In May of 2017, I and three classmates designed a travel brochure, along with five historical markers to be displayed in Marion, Alabama's town square. The project aimed to promote tourism and foster healthy discussion about points of pride and legacy within the community. For my part, I conducted interviews with living members of the Lincolnite Society to craft an oral history, which has now been accepted into the Lincolnite Museum.
LINCOLN NORMAL SCHOOL 1867 to 1970
The remaining structures of Lincoln Normal School signify a period of pride and progress in the realm of African American education. Prominent African American leaders like Coretta Scott King, Jimmie Lee Jackson, William Hastie, and Andrew Billingsley learned Latin, logic, and liberal arts on Lincoln’s campus, and it is stated that a significant percentage of African American PhD recipients began their educational journeys there. Lincoln Normal is preserved by its local alumni chapter, the Lincolnite Club, Inc., who worked to save the last original structure, Phillips Auditorium, from demolition in 1975. Today, Phillips Auditorium serves as a multipurpose building that is used by the community for various functions.

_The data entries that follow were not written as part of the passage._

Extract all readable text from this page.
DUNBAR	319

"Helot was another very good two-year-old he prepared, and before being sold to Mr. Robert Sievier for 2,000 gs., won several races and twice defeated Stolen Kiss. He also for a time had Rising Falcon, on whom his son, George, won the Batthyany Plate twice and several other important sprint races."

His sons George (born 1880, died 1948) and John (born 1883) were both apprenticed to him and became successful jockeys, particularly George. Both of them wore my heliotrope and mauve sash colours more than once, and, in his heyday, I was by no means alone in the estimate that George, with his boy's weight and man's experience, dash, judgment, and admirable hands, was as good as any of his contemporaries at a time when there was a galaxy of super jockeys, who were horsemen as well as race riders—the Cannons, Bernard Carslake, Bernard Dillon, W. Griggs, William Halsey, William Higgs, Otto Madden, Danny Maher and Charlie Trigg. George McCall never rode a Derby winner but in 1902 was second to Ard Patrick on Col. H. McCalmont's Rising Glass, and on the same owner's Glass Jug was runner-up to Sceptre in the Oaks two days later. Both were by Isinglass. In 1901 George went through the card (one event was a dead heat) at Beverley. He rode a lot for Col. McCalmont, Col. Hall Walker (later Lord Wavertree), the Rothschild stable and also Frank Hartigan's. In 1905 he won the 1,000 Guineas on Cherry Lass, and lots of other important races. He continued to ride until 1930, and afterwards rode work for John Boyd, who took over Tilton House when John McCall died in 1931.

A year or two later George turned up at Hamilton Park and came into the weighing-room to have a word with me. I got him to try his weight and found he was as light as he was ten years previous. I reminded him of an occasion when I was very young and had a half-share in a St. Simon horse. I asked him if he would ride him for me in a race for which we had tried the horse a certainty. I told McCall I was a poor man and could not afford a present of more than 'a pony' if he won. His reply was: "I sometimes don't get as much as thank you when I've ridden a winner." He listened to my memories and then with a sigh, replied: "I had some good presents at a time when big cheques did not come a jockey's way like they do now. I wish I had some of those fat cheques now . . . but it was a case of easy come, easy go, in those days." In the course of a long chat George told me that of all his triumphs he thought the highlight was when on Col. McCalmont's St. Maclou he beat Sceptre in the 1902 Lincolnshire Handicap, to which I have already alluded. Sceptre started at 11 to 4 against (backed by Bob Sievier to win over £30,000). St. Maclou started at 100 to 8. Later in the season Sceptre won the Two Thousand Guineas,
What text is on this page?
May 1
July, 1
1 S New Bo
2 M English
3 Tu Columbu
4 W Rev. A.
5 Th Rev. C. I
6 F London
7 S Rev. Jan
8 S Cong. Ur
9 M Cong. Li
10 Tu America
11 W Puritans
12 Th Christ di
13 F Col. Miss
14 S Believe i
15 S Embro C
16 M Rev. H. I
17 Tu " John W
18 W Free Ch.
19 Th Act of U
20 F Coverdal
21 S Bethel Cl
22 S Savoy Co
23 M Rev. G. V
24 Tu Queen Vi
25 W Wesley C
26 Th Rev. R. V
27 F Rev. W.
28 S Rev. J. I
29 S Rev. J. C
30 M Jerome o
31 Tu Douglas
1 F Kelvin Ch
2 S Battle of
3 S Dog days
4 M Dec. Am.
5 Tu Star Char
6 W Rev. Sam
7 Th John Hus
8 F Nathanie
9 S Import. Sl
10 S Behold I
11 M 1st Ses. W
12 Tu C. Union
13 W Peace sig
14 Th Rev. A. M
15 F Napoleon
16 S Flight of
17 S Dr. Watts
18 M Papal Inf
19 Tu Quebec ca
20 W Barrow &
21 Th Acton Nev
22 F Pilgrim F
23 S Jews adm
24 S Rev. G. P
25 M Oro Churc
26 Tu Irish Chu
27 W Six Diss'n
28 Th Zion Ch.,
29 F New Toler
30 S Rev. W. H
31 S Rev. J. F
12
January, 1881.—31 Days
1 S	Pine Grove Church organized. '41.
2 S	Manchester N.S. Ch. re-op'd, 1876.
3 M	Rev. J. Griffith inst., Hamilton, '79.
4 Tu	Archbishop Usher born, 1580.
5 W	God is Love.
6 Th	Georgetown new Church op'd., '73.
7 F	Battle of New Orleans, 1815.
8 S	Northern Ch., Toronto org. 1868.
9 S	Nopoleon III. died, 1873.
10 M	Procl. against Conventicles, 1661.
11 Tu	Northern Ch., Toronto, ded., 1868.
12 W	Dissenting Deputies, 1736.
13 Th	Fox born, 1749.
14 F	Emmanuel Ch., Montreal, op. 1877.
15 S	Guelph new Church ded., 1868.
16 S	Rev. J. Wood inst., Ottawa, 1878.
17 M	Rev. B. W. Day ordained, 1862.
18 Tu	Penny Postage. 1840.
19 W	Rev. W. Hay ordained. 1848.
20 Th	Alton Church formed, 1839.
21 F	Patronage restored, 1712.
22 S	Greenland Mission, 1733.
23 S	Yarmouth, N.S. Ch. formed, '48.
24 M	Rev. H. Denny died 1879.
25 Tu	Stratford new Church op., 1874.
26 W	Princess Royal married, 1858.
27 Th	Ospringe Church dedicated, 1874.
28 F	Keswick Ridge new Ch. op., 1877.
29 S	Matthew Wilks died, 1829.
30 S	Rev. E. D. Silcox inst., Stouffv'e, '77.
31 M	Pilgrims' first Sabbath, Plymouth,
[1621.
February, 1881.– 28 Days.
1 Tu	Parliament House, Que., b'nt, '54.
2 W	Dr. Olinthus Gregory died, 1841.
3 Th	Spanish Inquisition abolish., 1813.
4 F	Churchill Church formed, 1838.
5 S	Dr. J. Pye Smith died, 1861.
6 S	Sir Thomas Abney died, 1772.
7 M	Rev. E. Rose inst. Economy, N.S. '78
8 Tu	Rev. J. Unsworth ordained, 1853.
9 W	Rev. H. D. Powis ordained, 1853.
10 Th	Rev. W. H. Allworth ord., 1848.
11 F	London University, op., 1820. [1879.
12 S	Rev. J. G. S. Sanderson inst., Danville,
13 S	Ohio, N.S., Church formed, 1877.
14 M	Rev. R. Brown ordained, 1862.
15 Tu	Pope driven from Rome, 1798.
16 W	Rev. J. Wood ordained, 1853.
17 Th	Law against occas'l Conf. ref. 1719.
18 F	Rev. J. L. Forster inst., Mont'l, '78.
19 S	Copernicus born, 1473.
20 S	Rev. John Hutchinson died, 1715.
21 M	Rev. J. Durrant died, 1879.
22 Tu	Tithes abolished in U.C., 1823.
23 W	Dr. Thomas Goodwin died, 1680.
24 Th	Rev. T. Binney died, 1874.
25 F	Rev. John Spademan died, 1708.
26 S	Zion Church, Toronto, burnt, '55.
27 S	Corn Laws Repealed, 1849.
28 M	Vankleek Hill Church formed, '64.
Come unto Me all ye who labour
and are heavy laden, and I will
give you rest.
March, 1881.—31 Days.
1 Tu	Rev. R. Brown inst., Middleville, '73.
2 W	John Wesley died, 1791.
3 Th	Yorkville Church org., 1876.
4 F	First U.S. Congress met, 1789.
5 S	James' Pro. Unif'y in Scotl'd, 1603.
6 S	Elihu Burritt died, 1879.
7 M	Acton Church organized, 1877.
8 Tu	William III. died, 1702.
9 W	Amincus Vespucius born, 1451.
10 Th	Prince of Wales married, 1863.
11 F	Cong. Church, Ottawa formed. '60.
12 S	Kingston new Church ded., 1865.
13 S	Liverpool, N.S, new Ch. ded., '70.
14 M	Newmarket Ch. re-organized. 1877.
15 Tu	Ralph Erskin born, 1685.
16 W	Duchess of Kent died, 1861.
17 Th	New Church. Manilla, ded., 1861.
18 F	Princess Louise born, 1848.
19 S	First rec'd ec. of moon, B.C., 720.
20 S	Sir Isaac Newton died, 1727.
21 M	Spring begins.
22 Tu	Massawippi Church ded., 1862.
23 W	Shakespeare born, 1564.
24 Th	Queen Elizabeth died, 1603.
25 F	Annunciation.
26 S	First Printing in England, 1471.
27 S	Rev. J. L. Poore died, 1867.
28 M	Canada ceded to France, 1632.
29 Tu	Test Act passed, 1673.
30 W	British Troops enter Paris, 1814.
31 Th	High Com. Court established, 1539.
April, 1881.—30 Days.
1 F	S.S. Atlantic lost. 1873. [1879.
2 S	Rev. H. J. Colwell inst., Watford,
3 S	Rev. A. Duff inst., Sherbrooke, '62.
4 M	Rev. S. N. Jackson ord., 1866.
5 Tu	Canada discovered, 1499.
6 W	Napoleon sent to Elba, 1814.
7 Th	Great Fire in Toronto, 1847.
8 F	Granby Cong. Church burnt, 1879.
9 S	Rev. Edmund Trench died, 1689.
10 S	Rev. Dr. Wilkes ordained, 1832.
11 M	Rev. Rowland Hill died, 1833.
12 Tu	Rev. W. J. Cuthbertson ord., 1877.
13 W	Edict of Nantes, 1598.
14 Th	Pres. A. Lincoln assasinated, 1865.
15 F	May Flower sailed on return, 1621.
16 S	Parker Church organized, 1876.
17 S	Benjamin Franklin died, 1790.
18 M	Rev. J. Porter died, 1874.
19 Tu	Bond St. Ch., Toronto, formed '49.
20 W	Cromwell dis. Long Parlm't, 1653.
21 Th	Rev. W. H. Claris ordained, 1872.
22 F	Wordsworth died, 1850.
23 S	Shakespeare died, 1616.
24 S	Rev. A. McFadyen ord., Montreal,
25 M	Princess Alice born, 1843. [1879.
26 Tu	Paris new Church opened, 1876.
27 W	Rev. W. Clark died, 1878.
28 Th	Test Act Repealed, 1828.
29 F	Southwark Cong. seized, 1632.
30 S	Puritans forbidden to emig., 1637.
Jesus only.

From a single barn on a small lot of land, nine freed slaves formed and incorporated the “Lincoln School of Marion” on July 17, 1867. Due to limited resources, the trustees sought help from the American Missionary Association to lease the building and grounds. The school grew rapidly, and in 1874, AMA handed the normal department over to the state. The divisions of Lincoln Normal worked harmoniously together until 1887, when an incendiary fire burned down part of the campus. As AMA funds dwindled, the people of Marion made it their duty to restore the original campus. Faculty sacrificed pay while locals provided them with food, and students laid bricks while teachers read them their lessons. In 1943, Lincoln became publicly funded under state-mandated segregation and curricular control, remaining a county school until the Voting Rights Act of 1965, when control transferred to a separate, majority-white city system. As Francis Marion High School began to integrate, Lincoln adopted a vocational curriculum in efforts to keep the school running despite decreasing enrollment. Lincoln Normal School finally closed in 1970, after 103 years of fighting for the educational and civil rights of African Americans in Perry County.